When the history books are written, the ongoing withdrawal of global media giants News Corp (Nasdaq: NWS) from China could do down as one of the longest divorces of all time, including the latest news that the company is further selling down its stake in one of its China partners. But we’ll need to keep a close eye on this global media group controlled by billionaire Rupert Murdoch in this instance, since this latest sale of a relatively minor asset could be the prelude to a much bigger move into the fast growing and also fast-opening China film and TV market.In this latest news, News Corp has announced it is getting rid of some 264 million shares of Hong Kong-listed Phoenix Satellite Television (HKEx: 2008), selling the shares for HK$2.72 each or 8 percent below the company’s previous closing price. (Phoenix announcement) The news didn’t do much to help Phoenix’s shares, which were down more than 7 percent in Friday trade in Hong Kong.

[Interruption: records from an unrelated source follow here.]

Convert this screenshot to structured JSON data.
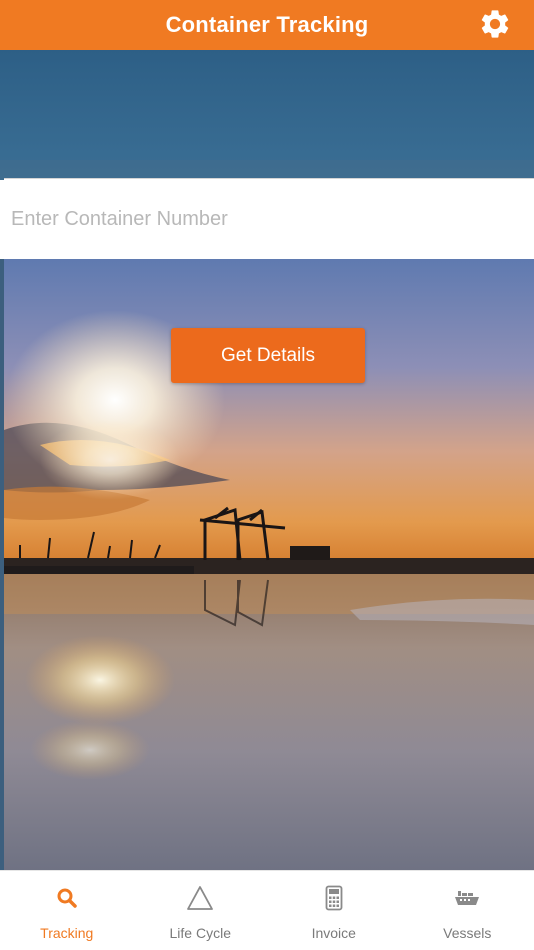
{
  "header": {
    "title": "Container Tracking",
    "settings_icon": "gear-icon"
  },
  "search": {
    "placeholder": "Enter Container Number",
    "value": ""
  },
  "actions": {
    "get_details_label": "Get Details"
  },
  "tabs": [
    {
      "label": "Tracking",
      "icon": "search-icon",
      "active": true
    },
    {
      "label": "Life Cycle",
      "icon": "triangle-icon",
      "active": false
    },
    {
      "label": "Invoice",
      "icon": "calculator-icon",
      "active": false
    },
    {
      "label": "Vessels",
      "icon": "ship-icon",
      "active": false
    }
  ],
  "colors": {
    "accent": "#f07a22",
    "button": "#ec6a1c",
    "inactive_tab": "#7a7a7a"
  }
}
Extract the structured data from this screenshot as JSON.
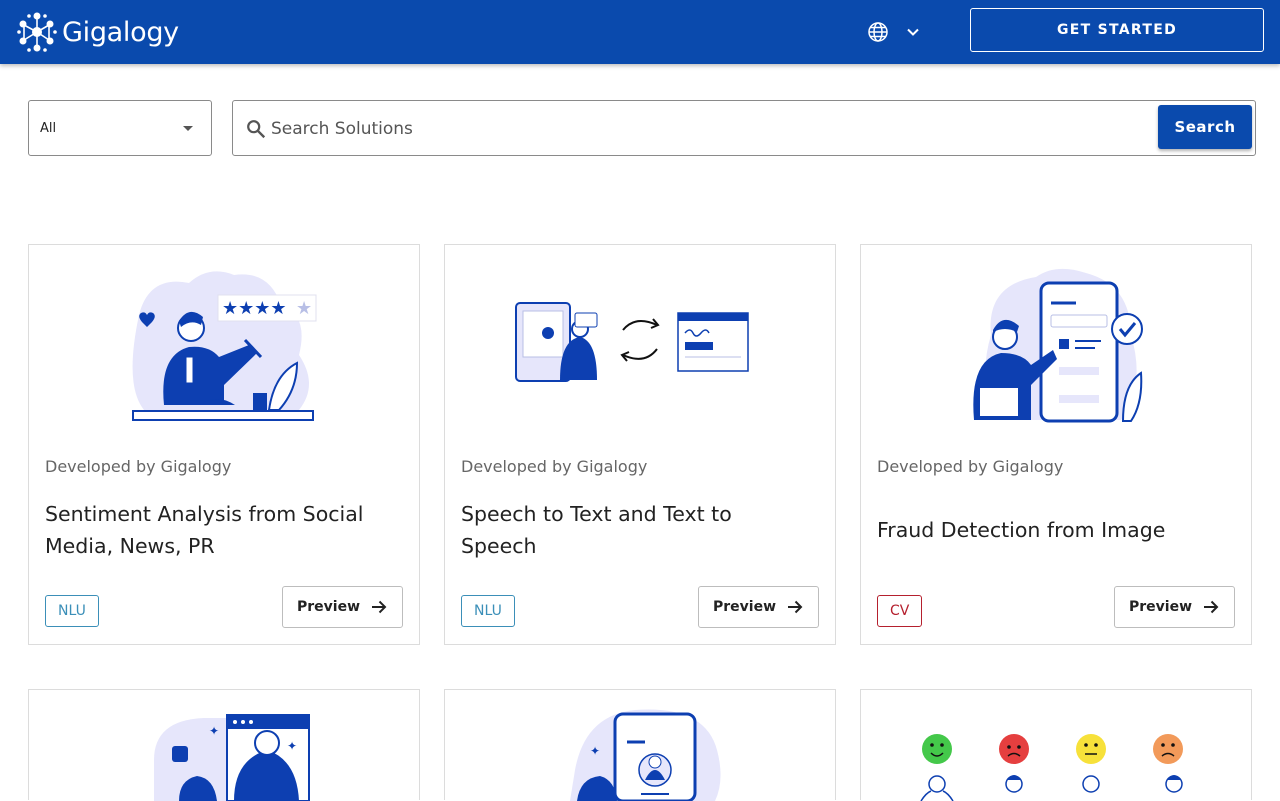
{
  "header": {
    "logo_text": "Gigalogy",
    "language_icon": "globe-icon",
    "cta_label": "GET STARTED"
  },
  "search": {
    "filter_value": "All",
    "placeholder": "Search Solutions",
    "button_label": "Search"
  },
  "cards": [
    {
      "developer": "Developed by Gigalogy",
      "title": "Sentiment Analysis from Social Media, News, PR",
      "tag": "NLU",
      "tag_color": "#3b8fb8",
      "preview_label": "Preview"
    },
    {
      "developer": "Developed by Gigalogy",
      "title": "Speech to Text and Text to Speech",
      "tag": "NLU",
      "tag_color": "#3b8fb8",
      "preview_label": "Preview"
    },
    {
      "developer": "Developed by Gigalogy",
      "title": "Fraud Detection from Image",
      "tag": "CV",
      "tag_color": "#b5202e",
      "preview_label": "Preview"
    }
  ],
  "colors": {
    "brand": "#0a4aad",
    "illustration_blue": "#0d3fb1",
    "illustration_lavender": "#e6e6fb"
  }
}
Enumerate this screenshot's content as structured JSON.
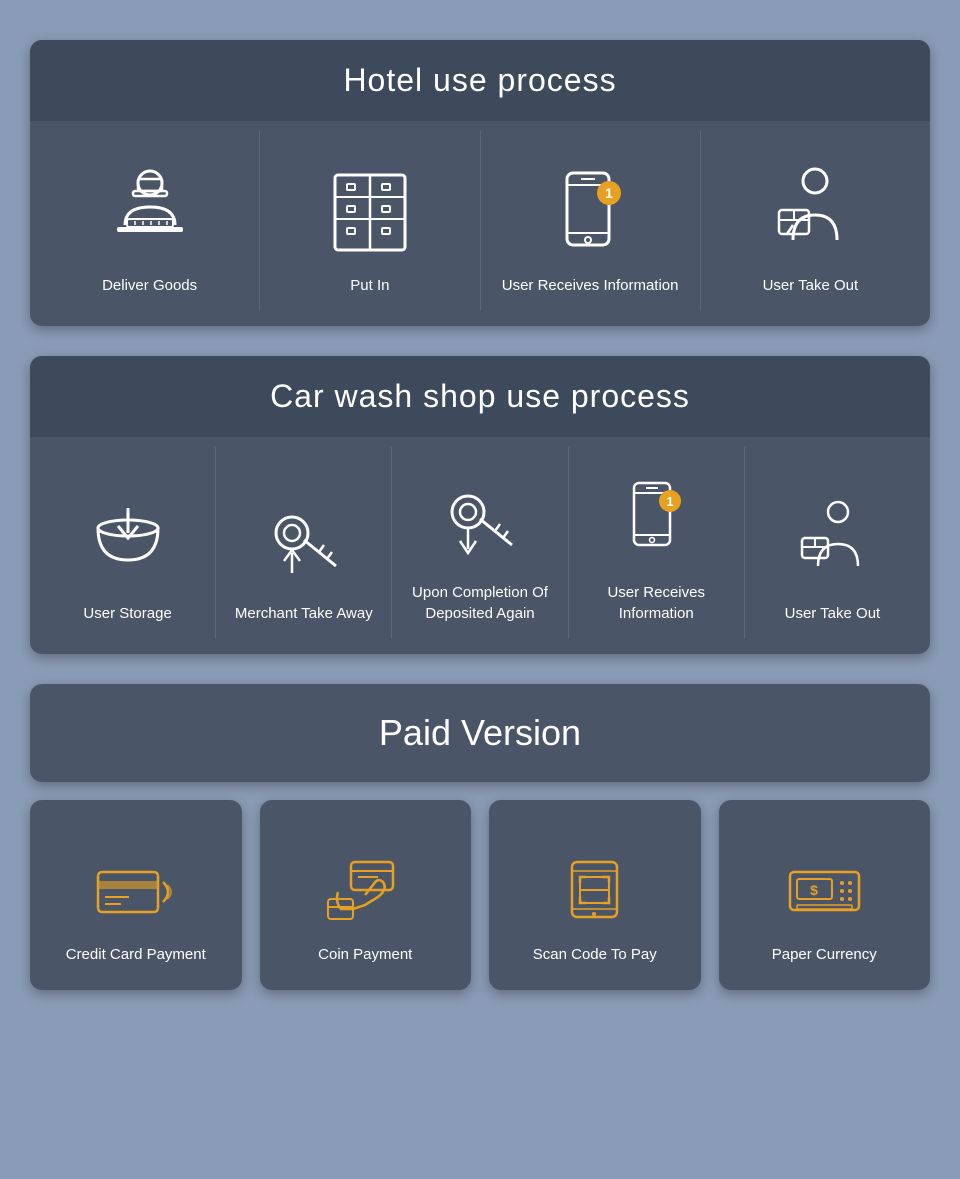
{
  "hotel": {
    "title": "Hotel use process",
    "items": [
      {
        "label": "Deliver Goods"
      },
      {
        "label": "Put In"
      },
      {
        "label": "User Receives Information"
      },
      {
        "label": "User Take Out"
      }
    ]
  },
  "carwash": {
    "title": "Car wash shop use process",
    "items": [
      {
        "label": "User Storage"
      },
      {
        "label": "Merchant Take Away"
      },
      {
        "label": "Upon Completion Of Deposited Again"
      },
      {
        "label": "User Receives Information"
      },
      {
        "label": "User Take Out"
      }
    ]
  },
  "paid": {
    "title": "Paid Version",
    "items": [
      {
        "label": "Credit Card Payment"
      },
      {
        "label": "Coin Payment"
      },
      {
        "label": "Scan Code To Pay"
      },
      {
        "label": "Paper Currency"
      }
    ]
  }
}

The shares sold by News Corp amount to 5.28 percent of Phoenix’s total stock, and News Corp said it will still hold 12.16 percent of Phoenix after the sale. But I wouldn’t be surprised to see News Corp sell the rest of its stake in the not-too-distant future if it can find a buyer. The company even hinted at that possibility, with executive James Murdoch saying the sale was part of a broader global effort to simplify the company’s “affiliate ownership structures.”

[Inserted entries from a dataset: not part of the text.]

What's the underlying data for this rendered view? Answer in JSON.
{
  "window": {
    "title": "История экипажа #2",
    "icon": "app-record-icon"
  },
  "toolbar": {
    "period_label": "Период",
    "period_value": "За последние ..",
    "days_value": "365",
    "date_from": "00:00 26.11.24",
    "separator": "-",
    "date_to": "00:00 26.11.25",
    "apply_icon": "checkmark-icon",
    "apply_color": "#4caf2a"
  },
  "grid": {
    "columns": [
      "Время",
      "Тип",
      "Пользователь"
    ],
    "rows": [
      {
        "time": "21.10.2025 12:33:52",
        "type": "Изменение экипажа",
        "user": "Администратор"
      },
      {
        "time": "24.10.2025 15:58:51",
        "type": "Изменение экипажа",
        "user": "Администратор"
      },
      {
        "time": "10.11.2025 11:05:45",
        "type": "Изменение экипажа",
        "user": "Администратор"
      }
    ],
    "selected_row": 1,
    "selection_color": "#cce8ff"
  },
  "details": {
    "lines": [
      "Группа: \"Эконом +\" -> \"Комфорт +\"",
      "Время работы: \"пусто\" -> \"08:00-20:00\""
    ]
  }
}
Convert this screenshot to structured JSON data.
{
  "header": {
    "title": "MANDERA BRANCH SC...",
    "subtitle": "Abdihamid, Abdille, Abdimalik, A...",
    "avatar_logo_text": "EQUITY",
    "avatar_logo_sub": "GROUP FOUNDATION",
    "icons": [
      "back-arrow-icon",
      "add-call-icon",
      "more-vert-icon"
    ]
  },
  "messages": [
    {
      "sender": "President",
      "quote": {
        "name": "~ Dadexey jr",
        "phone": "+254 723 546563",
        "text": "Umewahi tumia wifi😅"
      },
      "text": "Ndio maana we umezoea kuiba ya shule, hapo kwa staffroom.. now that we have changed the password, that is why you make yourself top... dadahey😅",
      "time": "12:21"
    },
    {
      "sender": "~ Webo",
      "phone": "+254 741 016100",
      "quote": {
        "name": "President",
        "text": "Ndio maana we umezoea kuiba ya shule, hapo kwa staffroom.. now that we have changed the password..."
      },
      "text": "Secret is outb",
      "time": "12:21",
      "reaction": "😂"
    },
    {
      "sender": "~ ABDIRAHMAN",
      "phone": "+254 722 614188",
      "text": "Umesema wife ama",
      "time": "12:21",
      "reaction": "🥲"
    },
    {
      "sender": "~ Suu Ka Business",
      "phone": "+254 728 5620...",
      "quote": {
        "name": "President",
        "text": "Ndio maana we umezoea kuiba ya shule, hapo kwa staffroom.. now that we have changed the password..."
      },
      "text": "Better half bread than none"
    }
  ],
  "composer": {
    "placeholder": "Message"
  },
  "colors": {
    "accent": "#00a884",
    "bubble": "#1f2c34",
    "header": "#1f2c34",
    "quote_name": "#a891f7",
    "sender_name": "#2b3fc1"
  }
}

From my perspective this looks like the continuation of News Corp’s ongoing sale of its stake in an asset that never quite fulfilled its earlier potential. News Corp was one of Phoenix’s original major stakeholders when the company was set up about a decade ago by Liu Changle, a former member of the People’s Liberation Army with strong connections in China’s media circles. But News Corp chief Rupert Murdoch quickly discovered that Liu had little or no interest in helping him gain a stronger foothold in China, and the relationship never really developed further.
As a result, News Corp sold off about 20 percent of its original 37.5 percent stake in 2006 to China Mobile. This latest deal drops News Corp’s stake in Phoenix to 12.16 percent. The ongoing divorce between News Corp and Phoenix isn’t too surprising, and is part of a broader retrenchment of News Corp’s bigger China operations. In 2010, the company sold a majority of its stake in its 3 Chinese TV channels to a Chinese private equity fund, leading many to say the big potential it once held out for China never really materialized.

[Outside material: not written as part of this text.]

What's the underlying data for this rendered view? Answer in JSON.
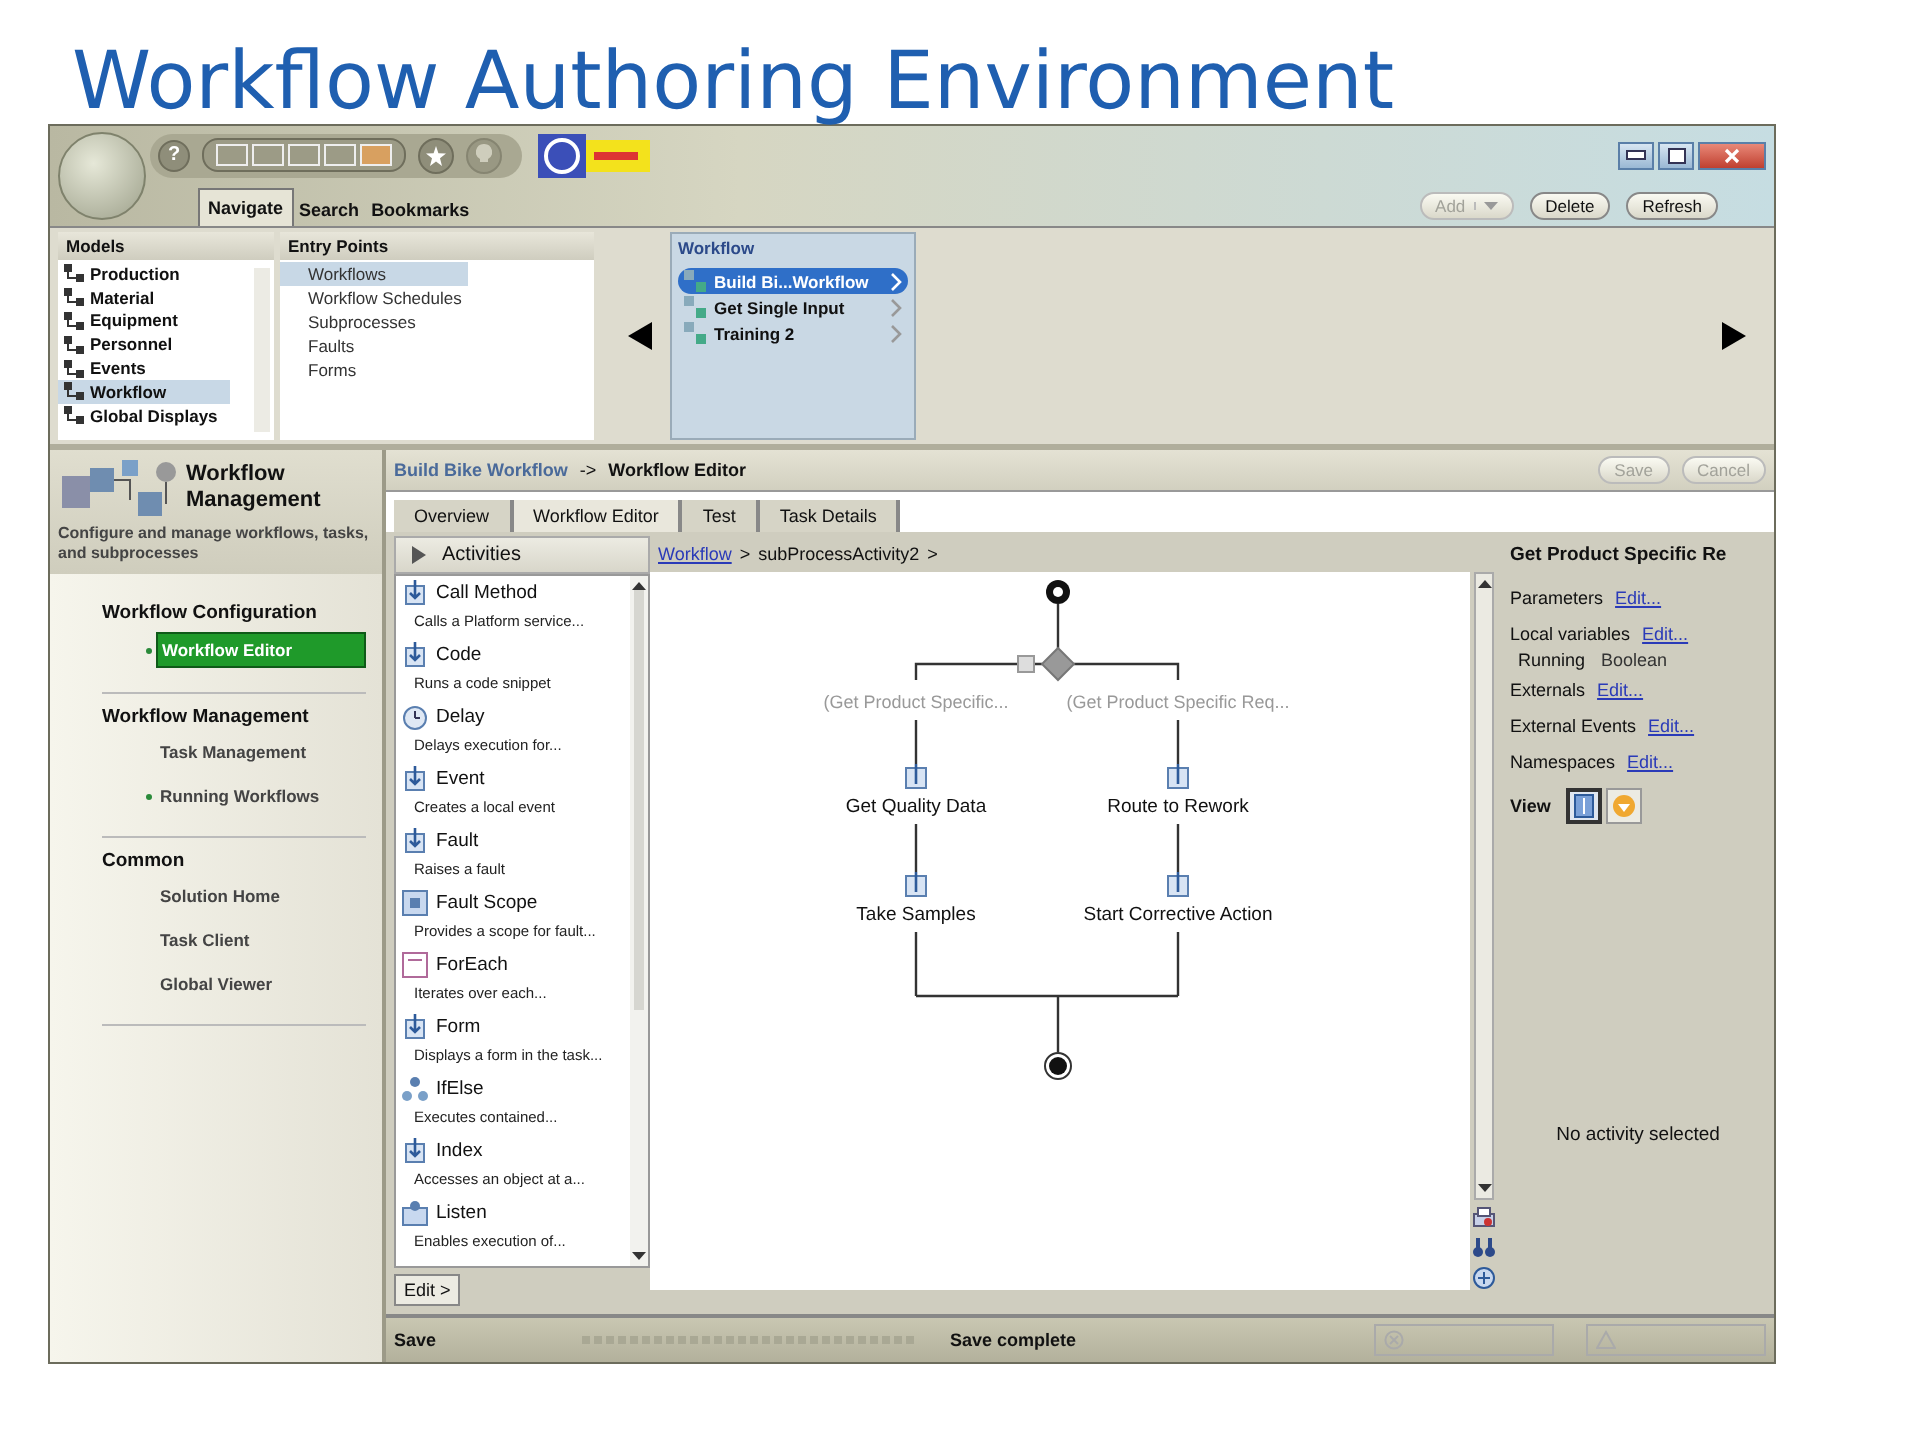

As a longtime China media watcher, I do find it a bit unusual that News Corp is dumping its Phoenix shares now, as China does finally seem to be relaxing its grip a bit on the domestic media market. In 2 of the most significant moves, it has allowed Disney (NYSE: DIS) and DreamWorks Animation (NYSE: DWA) to both form animation joint ventures for the domestic market.
In fact, News Corp isn’t completely in China withdrawal mode, as it announced last year it would buy a 20 percent stake in local film distribution company Bona Film (Nasdaq: BONA). (previous post) All this leads me to believe that perhaps Murdoch has some bigger plans that he’s working on, and is quietly unloading his smaller, underperforming assets in the run-up to a larger deal. If that’s the case, perhaps we could see a major announcement coming from News Corp in the next 12 months, potentially involving its investment in a movie and TV production house that would make filmed products for the fast-growing China market.
Bottom line: News Corp’s sale of part of its stake in Phoenix Satellite is part of its ongoing China retrenchment, which could include a major film-making investment over the next 12 months.